3rd President of University of Maryland University College
- In office 1999–2005
- Preceded by: T. Benjamin Massey
- Succeeded by: Susan C. Aldridge

Personal details
- Born: 1942 (age 83–84) Iowa, U.S.
- Children: 2
- Alma mater: University of California, Berkeley (B.A.) University of Chicago (M.A., Ph.D.)

= Gerald Heeger =

Gerald A. Heeger (born 1942) is an American academic and college administrator. He was the third president of University of Maryland University College.

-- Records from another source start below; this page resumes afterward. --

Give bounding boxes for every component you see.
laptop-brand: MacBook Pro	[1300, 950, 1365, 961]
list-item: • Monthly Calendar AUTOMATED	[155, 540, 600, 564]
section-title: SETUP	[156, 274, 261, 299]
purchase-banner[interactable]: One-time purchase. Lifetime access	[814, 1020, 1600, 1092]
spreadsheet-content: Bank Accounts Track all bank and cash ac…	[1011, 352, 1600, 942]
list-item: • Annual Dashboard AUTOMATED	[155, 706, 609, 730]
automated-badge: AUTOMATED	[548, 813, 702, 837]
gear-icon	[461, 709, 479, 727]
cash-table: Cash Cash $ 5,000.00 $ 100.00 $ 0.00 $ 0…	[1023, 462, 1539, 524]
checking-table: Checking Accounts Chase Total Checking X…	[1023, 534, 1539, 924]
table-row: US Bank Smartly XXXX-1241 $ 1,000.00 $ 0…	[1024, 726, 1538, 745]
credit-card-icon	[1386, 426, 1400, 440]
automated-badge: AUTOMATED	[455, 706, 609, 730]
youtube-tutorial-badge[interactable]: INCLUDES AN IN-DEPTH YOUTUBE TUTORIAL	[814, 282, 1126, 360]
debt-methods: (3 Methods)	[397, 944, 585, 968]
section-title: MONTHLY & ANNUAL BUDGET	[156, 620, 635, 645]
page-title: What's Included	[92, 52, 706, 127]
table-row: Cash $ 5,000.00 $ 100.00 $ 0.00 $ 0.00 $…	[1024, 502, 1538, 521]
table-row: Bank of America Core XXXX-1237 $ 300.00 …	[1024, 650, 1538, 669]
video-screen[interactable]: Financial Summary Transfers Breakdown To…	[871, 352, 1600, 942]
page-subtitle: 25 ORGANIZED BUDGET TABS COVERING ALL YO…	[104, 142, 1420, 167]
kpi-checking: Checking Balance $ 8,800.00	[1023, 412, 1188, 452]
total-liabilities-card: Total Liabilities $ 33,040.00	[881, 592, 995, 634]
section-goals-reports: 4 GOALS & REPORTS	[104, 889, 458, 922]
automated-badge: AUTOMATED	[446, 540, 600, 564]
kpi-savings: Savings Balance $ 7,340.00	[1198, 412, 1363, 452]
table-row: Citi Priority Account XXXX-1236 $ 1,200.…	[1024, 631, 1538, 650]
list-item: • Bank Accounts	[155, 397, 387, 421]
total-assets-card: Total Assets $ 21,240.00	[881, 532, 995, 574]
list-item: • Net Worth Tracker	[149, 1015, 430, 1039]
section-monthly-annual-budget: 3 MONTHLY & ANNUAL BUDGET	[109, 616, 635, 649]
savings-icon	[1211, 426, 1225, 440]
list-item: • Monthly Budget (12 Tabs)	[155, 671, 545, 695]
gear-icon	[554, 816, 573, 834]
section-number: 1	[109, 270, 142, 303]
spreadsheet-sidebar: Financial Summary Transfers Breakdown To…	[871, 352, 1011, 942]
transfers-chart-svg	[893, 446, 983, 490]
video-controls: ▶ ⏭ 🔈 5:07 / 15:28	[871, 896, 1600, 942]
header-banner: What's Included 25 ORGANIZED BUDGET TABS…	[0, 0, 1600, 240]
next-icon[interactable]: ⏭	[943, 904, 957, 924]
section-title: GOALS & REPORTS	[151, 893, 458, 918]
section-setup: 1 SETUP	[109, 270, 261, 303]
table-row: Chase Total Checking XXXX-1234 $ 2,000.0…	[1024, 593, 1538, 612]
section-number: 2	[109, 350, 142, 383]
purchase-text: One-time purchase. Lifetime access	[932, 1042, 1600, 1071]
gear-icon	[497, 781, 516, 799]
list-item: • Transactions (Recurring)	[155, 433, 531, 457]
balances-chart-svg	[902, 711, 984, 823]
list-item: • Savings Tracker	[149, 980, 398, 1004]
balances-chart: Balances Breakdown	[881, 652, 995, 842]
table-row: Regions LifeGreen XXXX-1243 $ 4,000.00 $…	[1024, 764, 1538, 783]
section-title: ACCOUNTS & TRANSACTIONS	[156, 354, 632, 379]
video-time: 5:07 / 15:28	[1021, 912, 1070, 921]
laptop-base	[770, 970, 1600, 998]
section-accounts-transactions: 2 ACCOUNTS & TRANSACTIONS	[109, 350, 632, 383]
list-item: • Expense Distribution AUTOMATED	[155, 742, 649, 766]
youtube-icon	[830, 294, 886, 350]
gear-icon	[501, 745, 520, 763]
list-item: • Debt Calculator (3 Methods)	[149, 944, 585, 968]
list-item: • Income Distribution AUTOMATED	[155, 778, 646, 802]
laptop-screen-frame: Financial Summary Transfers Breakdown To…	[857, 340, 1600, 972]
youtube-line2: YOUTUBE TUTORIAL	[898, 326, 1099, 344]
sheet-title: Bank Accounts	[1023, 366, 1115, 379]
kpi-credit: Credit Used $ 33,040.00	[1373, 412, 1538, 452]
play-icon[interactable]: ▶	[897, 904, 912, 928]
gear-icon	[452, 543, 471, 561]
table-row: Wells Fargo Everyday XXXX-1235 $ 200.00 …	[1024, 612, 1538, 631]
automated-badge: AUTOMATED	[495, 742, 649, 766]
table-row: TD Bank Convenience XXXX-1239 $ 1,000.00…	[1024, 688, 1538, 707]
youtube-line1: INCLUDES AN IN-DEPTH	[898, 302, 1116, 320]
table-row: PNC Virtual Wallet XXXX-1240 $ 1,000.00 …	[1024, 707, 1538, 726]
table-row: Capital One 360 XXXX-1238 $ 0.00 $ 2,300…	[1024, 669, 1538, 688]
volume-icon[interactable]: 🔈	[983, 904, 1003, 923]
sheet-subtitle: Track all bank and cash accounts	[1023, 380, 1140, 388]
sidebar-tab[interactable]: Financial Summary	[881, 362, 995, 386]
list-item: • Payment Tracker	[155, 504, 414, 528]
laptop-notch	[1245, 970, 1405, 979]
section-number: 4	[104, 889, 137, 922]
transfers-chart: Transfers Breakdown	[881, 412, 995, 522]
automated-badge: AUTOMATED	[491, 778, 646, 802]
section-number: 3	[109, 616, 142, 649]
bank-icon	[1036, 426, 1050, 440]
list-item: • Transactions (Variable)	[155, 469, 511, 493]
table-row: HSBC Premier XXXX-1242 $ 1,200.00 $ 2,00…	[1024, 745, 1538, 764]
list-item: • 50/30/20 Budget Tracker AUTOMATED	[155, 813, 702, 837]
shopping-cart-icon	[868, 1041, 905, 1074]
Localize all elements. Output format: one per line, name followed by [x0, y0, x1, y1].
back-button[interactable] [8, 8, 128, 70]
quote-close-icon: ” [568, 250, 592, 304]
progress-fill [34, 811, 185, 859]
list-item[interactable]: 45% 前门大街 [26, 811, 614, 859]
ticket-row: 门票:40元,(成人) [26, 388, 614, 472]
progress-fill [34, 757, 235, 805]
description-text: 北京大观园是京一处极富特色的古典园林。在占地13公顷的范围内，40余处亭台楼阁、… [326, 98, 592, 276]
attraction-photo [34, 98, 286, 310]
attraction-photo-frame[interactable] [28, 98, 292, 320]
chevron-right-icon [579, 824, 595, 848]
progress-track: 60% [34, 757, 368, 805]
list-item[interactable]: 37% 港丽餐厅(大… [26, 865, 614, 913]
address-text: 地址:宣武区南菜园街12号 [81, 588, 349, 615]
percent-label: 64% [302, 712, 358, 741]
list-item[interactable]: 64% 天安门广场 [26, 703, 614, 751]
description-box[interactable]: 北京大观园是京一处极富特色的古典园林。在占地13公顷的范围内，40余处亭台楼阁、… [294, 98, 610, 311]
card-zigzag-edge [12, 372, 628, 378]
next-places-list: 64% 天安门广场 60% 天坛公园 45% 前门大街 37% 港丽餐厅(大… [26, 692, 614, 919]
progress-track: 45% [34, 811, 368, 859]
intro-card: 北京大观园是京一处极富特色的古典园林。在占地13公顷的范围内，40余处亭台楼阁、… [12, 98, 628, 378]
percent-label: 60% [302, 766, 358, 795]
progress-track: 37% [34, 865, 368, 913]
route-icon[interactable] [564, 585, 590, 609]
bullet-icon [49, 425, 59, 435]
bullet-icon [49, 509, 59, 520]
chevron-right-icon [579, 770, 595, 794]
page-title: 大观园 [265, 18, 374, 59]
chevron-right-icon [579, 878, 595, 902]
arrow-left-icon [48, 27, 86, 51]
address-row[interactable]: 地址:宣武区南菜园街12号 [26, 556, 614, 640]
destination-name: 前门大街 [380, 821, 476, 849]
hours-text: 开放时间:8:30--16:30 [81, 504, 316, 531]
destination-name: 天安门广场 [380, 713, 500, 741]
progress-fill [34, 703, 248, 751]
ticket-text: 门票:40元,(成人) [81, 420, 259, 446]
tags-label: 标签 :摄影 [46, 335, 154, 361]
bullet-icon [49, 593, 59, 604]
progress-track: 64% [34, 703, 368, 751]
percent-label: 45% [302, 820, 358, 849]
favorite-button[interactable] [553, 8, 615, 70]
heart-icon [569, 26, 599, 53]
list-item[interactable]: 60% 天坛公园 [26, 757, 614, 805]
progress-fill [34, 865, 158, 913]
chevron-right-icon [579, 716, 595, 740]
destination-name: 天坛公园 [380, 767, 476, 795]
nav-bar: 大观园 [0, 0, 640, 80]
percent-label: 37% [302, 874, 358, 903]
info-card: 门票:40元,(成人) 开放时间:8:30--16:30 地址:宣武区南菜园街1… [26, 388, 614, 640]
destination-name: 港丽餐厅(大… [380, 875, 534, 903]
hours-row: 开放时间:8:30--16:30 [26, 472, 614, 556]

== Early life and education ==
Heeger was born in 1942 in Iowa where his father owned a grocery store. He was raised in Omaha, Nebraska. In 1965, he graduated from University of California, Berkeley. He earned a master's and Ph.D. in political science from University of Chicago. He was a Fulbright scholar in India.

== Career ==
Heeger taught at University of Virginia in the department of government and foreign affairs. In 1980, he became dean of the school of continuing studies at Adelphi University and later became provost and executive vice president. He became dean of the New School for Social Research in 1987. Heeger joined New York University (NYU) in 1991. He was the dean of the New York University School of Professional Studies where he created NYU Online. In 1999, he was appointed third President of University of Maryland University College (UMUC), succeeding T. Benjamin Massey who retired the previous year. In 2005, he was succeeded by Susan C. Aldridge. Heeger left UMUC to become the founding president of Whitney International University System Ltd.

== Personal life ==
Heeger is married to Geraldine, a librarian, college English teacher and a teacher of English as a second language. They have two children.